Le rythme singulier de sa phrase, sa pulsation propre, différente à chaque livre, entre dérivées et dévirées déroutantes, engage le lecteur dans un voyage inédit, très vite désirable.
Par amitié, Douna Loup a bien voulu me remettre le texte qui suit, fragment d’un roman en cours, confié à présent, aux rebonds de la toile.
« Vive
Lili avait marché plus longtemps que d’habitude mardi matin. Elle ne voulait pas prendre le bus, le bus de chaque matin qui complétait la routine avec ses cahots, elle avait pris la direction de la gare ensuite, au lieu de la direction du collège elle s’était aperçue qu’elle avait pris la direction de la gare, puis elle avait pris le train, ça rendait son coeur explosif, de faire cette chose là, de disparaître, ça rendait sa gorge excitée. Elle était montée dans le train et elle s’était assise comme si c’était normal mais à l’intérieur de son corps ce n’était pas normal, c’était une expulsion de tout ce qui était normal et une naissance nouvelle, une éclosion interne et invisible aux yeux d’autrui mais elle, elle, elle sentait les sangs dans ses veines et la masse de questions et d’idées et de vertiges qui lui montait dans les organes. Elle sentait. Elle avait envie que ça continue. Elle sentait, elle réveillait une énergie latente qui avait fait défaut, elle sentait. Une énergie qui tambourinait dans son corps en furie, en fleur vive. Elle ne pouvait pas arrêter ça, elle ne pouvait pas ne plus sentir. Elle ne pouvait pas faire demi-tour.
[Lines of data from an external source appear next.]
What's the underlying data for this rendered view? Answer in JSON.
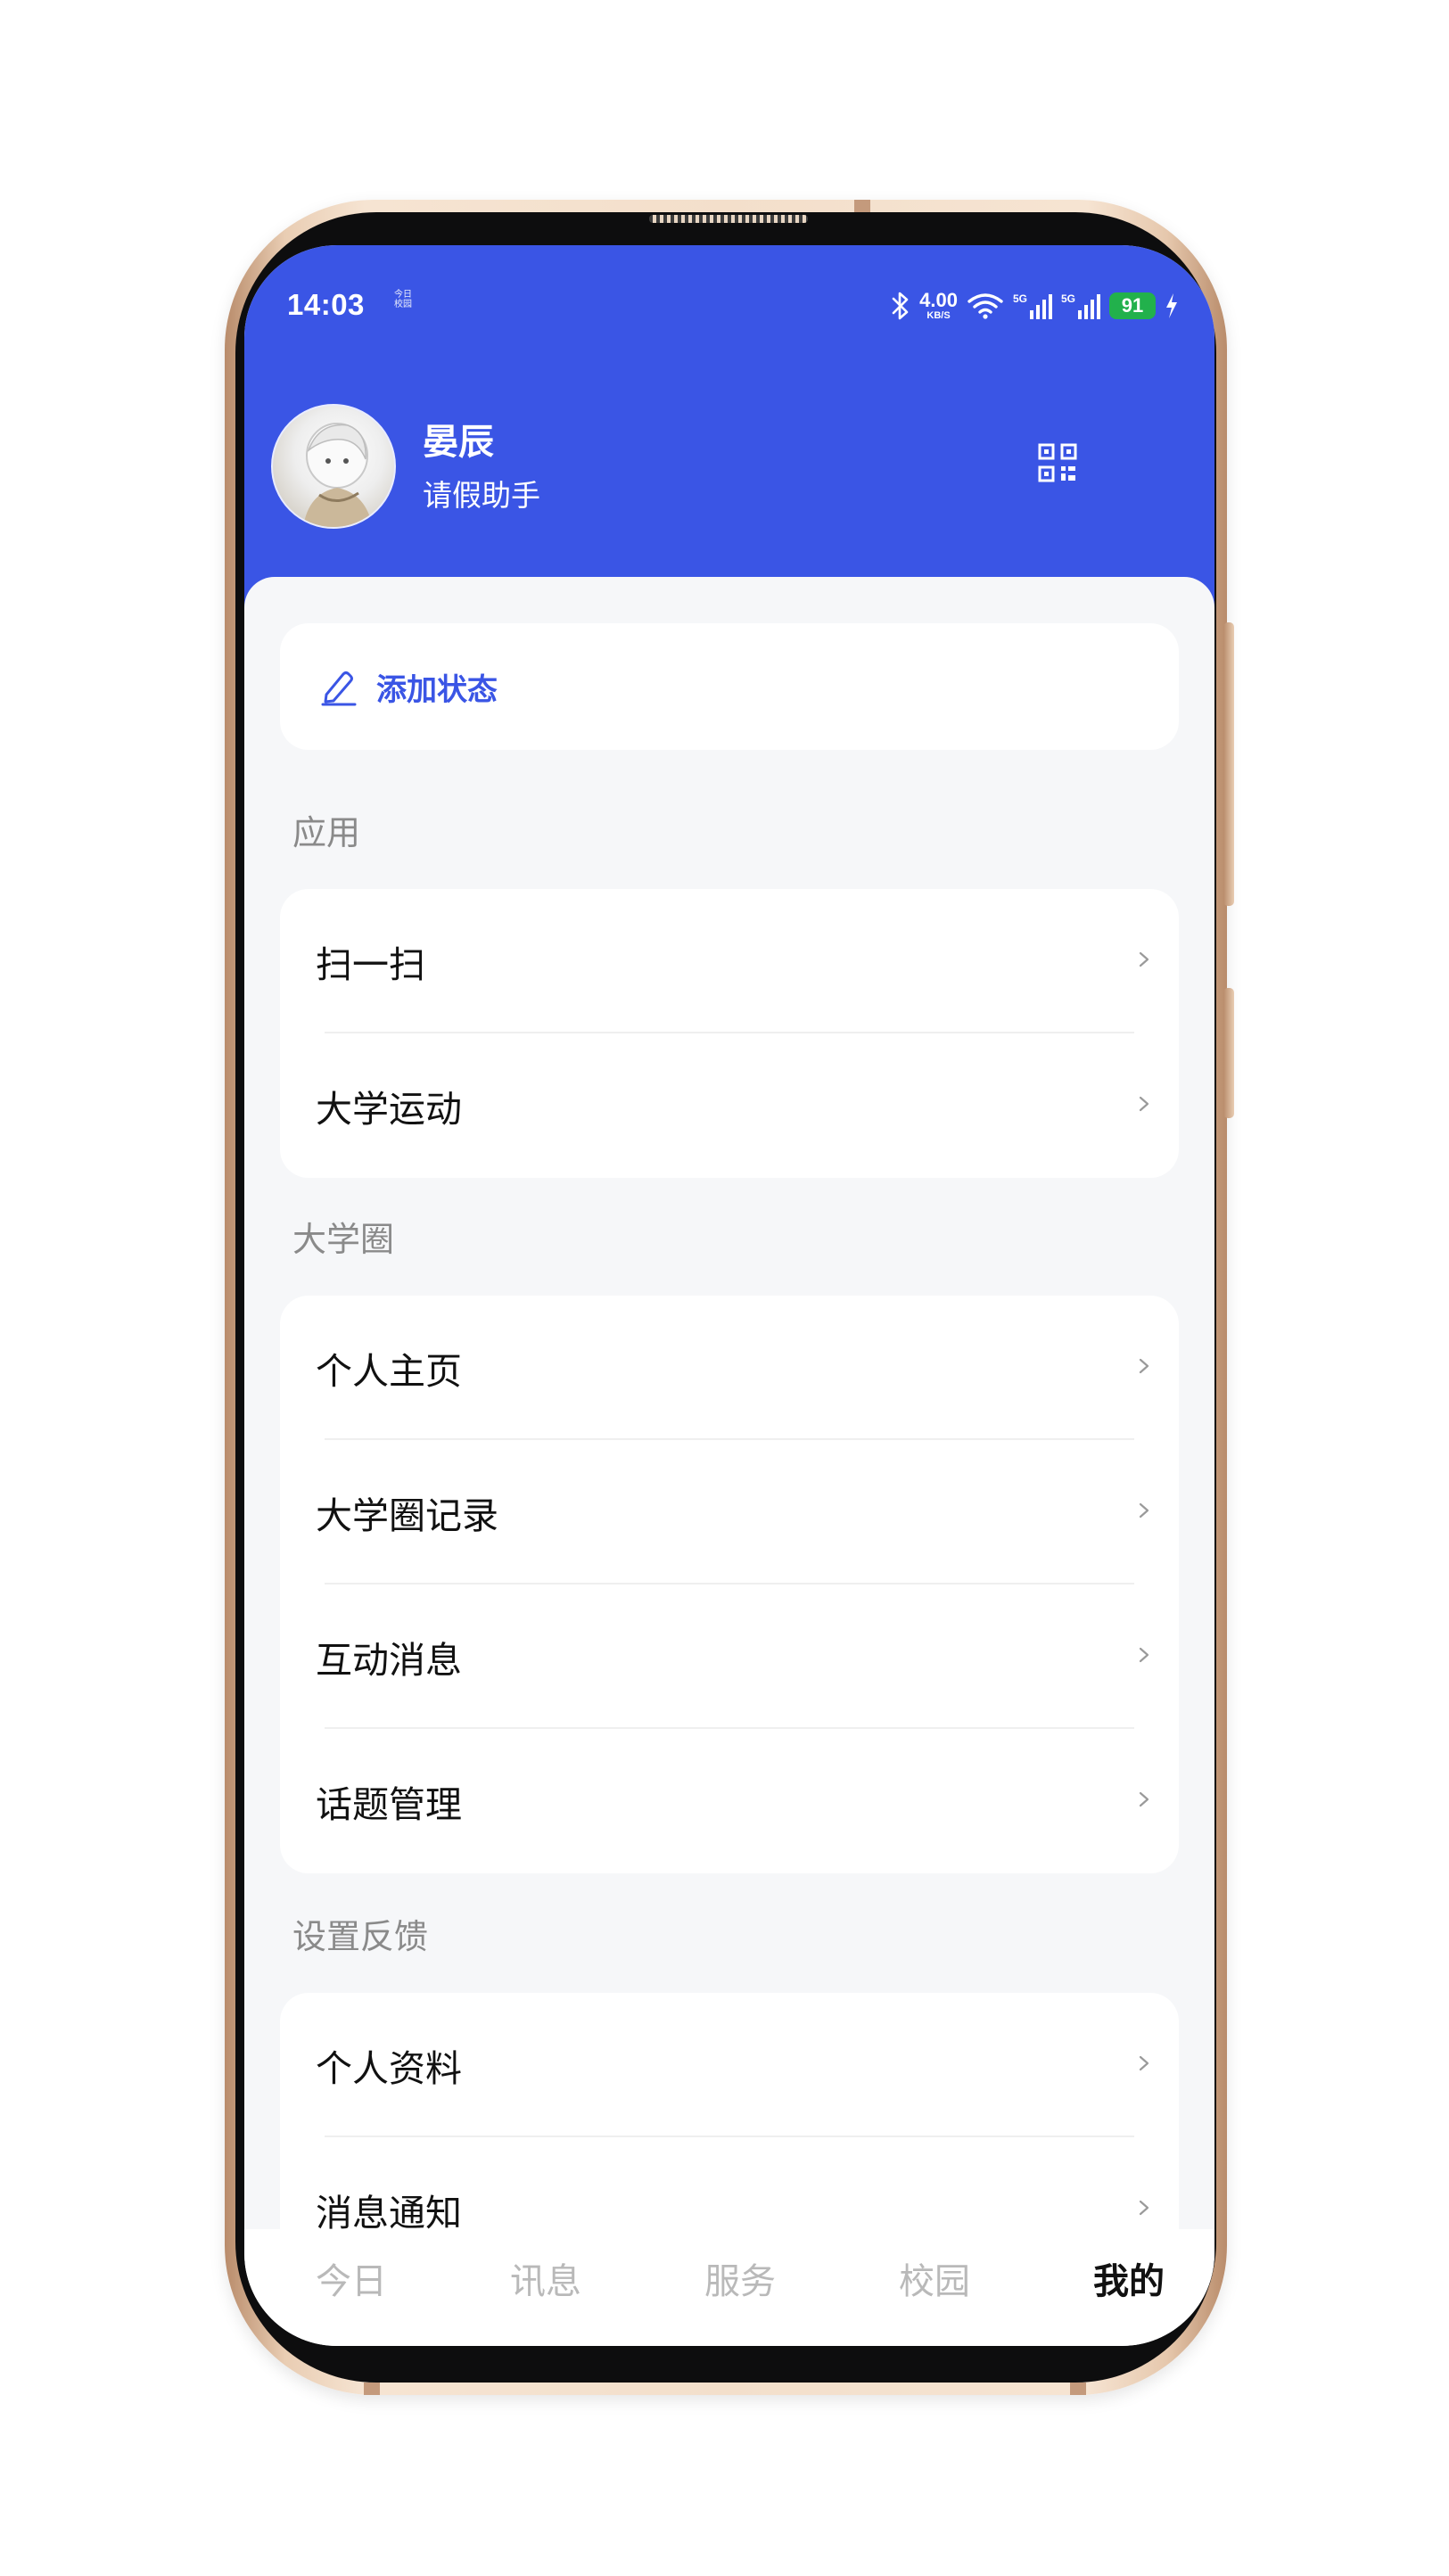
{
  "status_bar": {
    "time": "14:03",
    "mini_text_line1": "今日",
    "mini_text_line2": "校园",
    "net_speed_value": "4.00",
    "net_speed_unit": "KB/S",
    "signal1_label": "5G",
    "signal2_label": "5G",
    "battery_level": "91",
    "icons": [
      "bluetooth-icon",
      "wifi-icon",
      "signal-icon",
      "signal-icon",
      "battery-icon",
      "charging-icon"
    ]
  },
  "profile": {
    "name": "晏辰",
    "subtitle": "请假助手",
    "qr_icon": "qr-code-icon"
  },
  "status_card": {
    "icon": "edit-icon",
    "label": "添加状态"
  },
  "sections": [
    {
      "title": "应用",
      "items": [
        {
          "label": "扫一扫"
        },
        {
          "label": "大学运动"
        }
      ]
    },
    {
      "title": "大学圈",
      "items": [
        {
          "label": "个人主页"
        },
        {
          "label": "大学圈记录"
        },
        {
          "label": "互动消息"
        },
        {
          "label": "话题管理"
        }
      ]
    },
    {
      "title": "设置反馈",
      "items": [
        {
          "label": "个人资料"
        },
        {
          "label": "消息通知"
        }
      ]
    }
  ],
  "tab_bar": {
    "tabs": [
      {
        "label": "今日"
      },
      {
        "label": "讯息"
      },
      {
        "label": "服务"
      },
      {
        "label": "校园"
      },
      {
        "label": "我的"
      }
    ],
    "active_index": 4
  },
  "colors": {
    "brand_blue": "#3a55e5",
    "battery_green": "#22b14c",
    "background": "#f6f7f9"
  }
}
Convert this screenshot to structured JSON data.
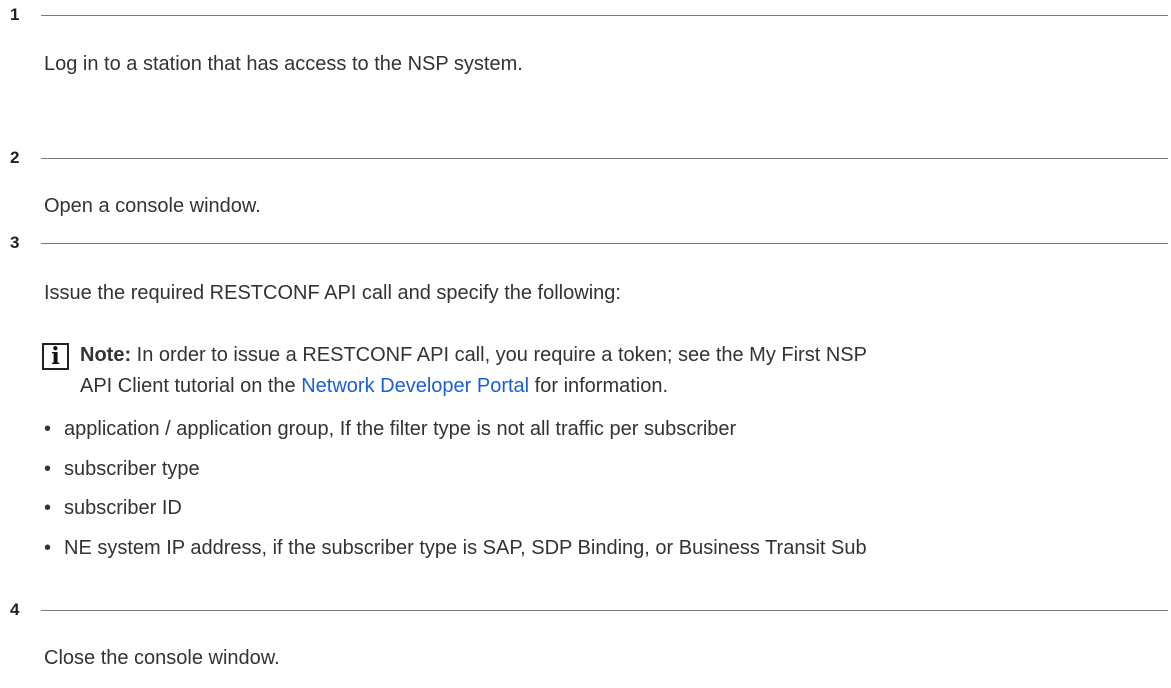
{
  "steps": [
    {
      "number": "1",
      "text": "Log in to a station that has access to the NSP system."
    },
    {
      "number": "2",
      "text": "Open a console window."
    },
    {
      "number": "3",
      "text": "Issue the required RESTCONF API call and specify the following:"
    },
    {
      "number": "4",
      "text": "Close the console window."
    }
  ],
  "note": {
    "icon": "info-icon",
    "icon_glyph": "i",
    "label": "Note:",
    "text_before": "In order to issue a RESTCONF API call, you require a token; see the My First NSP",
    "line2_before": "API Client tutorial on the ",
    "link_text": "Network Developer Portal",
    "line2_after": " for information.",
    "link_color": "#1a5fd6"
  },
  "bullets": [
    "application / application group, If the filter type is not all traffic per subscriber",
    "subscriber type",
    "subscriber ID",
    "NE system IP address, if the subscriber type is SAP, SDP Binding, or Business Transit Sub"
  ],
  "bullet_glyph": "•"
}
Remonter l’allée ou téléphoner ou se ranger là, sortir de la fuite, elle ne pouvait pas. Elle était comme devenue vive, elle était comme en train de s’en apercevoir, de s’en apercevoir qu’avant elle était morte, éteinte depuis combien de temps ? Couchée, zombie, suiveuse, éteinte oui glacée.
Depuis combien de temps ?
Mais ce n’était pas encore l’heure de se poser des questions et encore moins l’heure d’y répondre, elle sentait. Elle sentait. Elle devenait une vivante sentante, elle regardait par la fenêtre du train, elle voyait les champs du printemps ils étaient verts, simplement verts mais tellement magnifiques cela lui prenait tout le coeur, les verts différents de l’herbe sauvage et du blé foncé, le vert rouge des saules et le vert jaune des feuilles de chênes. Elle les trouvait beaux. Et puis elle voyait aussi se tracer son visage, le reflet de son visage sur la vitre, elle se voyait heureuse d’être là et de voir le monde. Alors elle était descendue dans la première ville et ça avait continué. Dans la rue pleine de trafic, pleine de voitures elle s’était mise à pleurer, toute cette énergie qui faisait vivre son corps elle en pleurait. Elle avait donc accepté de mourir ? Pour vivre cette explosion avec une telle force il avait bien fallu avant qu’elle s’endorme, qu’elle accepte la glace en son corps, qu’elle fige les sangs. Elle pleurait. Elle avait une révolte en elle qui ne disait aucun mot mais qui se polarisait lentement vers une cible. Et cette cible c’était ses parents. C’était sa mère et c’était son père et c’était intolérable de sentir cette colère contre eux. Parfaits, eux, parfaits ces adorables parents parfaits comment cette colère contre eux était-elle possible ?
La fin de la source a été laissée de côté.